Die Verkehrserziehung seit den 1960er Jahren lässt sich hingegen als Versuch begreifen, den zuvor stets prekären Dualismus zwischen Sicherheit und Freiheit aufzuheben, oder besser: ihn produktiv zu machen. Während es der Verkehrserziehung zuvor primär um das bloße Vermitteln von Regelwissen im Zusammenspiel mit allgemein gehaltenen Mahnungen zur Vorsicht ging, richtete sie sich nun immer mehr am Ziel der Anpassung der Menschen an den Verkehr aus. Die Verkehrsteilnehmerinnen und -teilnehmer sollten verkehrsgerechte Verhaltensroutinen habitualisieren und sich unbewusst selbst disziplinieren. Im Zuge dessen wurden ältere Vorstellungen wie unbedingte Regeltreue und Autoritätsfixierung oder des ritterlichen Kavaliers der Straße, einer Figur wie einem Benimmbüchlein entsprungen, allmählich abgelöst. An ihre Stelle trat nun das Ideal von kompetenten, flexibel reagierenden, sich vorausschauend und selbstbewusst bewegenden Verkehrsteilnehmerinnen und -teilnehmern, die aus freien Stücken stets das Richtige tun. Die Umstellung auf Selbstkontrolle und die Verlagerung von Disziplinierung ins Unterbewusste ermöglichte es, die Fiktion von Freiheit und Selbstbestimmung aufrechtzuerhalten, die dem Automobil bis heute anhängt. Erst kürzlich hat Matthew B. Crawford in seiner „Philosophie des Fahrens“ betont, wie wichtig für das Gefühl des Menschseins die Erfahrung ist, die wir hinterm Steuer machen: nämlich selbstbestimmt und unter Rückgriff auf eigenes Können dem Unerwarteten, Ungeplanten zu begegnen.

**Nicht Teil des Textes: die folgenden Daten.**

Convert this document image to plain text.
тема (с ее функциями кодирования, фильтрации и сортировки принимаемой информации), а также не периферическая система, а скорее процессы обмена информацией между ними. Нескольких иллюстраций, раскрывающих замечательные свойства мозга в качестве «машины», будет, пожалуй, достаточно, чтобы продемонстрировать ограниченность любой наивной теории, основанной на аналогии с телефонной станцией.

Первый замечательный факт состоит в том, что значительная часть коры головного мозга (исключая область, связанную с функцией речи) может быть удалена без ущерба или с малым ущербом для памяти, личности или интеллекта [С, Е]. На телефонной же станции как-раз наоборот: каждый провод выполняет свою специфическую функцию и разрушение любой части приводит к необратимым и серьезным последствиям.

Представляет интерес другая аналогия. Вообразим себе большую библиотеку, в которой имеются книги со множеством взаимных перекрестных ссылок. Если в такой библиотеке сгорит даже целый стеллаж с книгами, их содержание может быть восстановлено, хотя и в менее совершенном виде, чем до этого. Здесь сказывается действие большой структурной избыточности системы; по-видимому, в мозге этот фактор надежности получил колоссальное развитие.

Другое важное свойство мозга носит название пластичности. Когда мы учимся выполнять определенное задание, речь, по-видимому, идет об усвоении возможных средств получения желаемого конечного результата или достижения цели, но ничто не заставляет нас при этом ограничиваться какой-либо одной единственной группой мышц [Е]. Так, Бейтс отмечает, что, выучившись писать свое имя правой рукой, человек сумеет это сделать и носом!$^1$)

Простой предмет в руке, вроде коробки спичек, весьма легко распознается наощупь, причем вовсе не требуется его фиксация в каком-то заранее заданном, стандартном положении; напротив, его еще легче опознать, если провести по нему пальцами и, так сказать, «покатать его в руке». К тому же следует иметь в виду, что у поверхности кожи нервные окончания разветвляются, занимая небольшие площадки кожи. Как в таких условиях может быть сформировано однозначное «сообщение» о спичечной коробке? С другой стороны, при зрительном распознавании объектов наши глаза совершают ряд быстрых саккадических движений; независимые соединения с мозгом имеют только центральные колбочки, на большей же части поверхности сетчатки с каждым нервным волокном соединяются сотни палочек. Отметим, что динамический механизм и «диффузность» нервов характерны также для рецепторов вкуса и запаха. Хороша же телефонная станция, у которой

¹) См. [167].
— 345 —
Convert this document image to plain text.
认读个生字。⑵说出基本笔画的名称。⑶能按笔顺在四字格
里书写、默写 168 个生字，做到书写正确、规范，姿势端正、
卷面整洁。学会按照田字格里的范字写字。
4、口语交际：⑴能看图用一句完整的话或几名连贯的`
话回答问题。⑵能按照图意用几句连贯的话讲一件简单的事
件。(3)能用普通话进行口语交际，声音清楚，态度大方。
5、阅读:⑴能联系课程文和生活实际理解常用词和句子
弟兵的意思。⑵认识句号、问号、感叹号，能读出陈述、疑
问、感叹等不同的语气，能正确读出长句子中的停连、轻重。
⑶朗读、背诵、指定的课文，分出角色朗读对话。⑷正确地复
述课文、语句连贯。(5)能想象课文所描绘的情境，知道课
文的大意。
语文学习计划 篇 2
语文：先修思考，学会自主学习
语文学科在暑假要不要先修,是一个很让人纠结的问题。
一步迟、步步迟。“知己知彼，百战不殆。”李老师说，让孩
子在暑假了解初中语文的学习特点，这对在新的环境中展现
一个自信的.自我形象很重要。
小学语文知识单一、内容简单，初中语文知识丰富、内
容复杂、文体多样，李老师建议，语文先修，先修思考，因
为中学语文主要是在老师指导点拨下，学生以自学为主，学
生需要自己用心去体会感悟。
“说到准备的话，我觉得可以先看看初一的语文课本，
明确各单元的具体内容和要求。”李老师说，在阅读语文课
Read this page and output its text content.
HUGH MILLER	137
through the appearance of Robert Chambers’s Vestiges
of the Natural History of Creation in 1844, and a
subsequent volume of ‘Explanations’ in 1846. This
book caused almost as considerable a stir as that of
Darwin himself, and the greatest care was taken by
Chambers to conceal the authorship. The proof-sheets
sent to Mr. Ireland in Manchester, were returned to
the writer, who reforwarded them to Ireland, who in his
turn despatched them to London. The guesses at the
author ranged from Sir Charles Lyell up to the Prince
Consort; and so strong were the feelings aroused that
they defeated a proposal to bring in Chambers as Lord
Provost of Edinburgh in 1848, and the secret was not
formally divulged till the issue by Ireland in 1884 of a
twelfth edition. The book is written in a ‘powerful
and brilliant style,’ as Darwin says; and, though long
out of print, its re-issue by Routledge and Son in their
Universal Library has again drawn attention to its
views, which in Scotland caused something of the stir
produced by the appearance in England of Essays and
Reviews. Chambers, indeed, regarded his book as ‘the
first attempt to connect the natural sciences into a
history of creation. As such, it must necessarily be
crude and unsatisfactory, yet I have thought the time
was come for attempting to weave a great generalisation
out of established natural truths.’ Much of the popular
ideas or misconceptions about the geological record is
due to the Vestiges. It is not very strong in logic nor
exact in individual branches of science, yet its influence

Nicht zuletzt wegen solcher Ambivalenzen entzieht sich das Beispiel Verkehrserziehung einer simplen Fortschrittsgeschichte zu mehr Eigenverantwortung in Demokratien. Dagegen spricht auch, dass ein Risiken in Kauf nehmendes Verkehrsverhalten, sei es aus Lustgewinn oder ostentativem Freiheitsimpetus, durchgängig zu beobachten war und ist. Auch das aktuelle Beispiel des individuellen Präventionsverhaltens in der Covid-Pandemie weist in diese Richtung. Hier kommt erschwerend hinzu, dass die Politisierung des Themas eine Art Bekenntniszwang produziert. Dies reduziert das Potenzial, ähnlich wie bei der Verkehrserziehung, auf eine Verankerung präventiver Verhaltensweisen im Unterbewussten zu setzen. Es lässt sich zwar bei der Routinisierung des Gebrauchs eines Mund-Nasen-Schutzes im Alltag ansetzen, doch werden solche Bemühungen dadurch unterlaufen, dass das Tragen oder Nicht-Tragen einer Maske als äußerlich sichtbares Zeichen einer bewussten politischen Entscheidung stilisiert wird.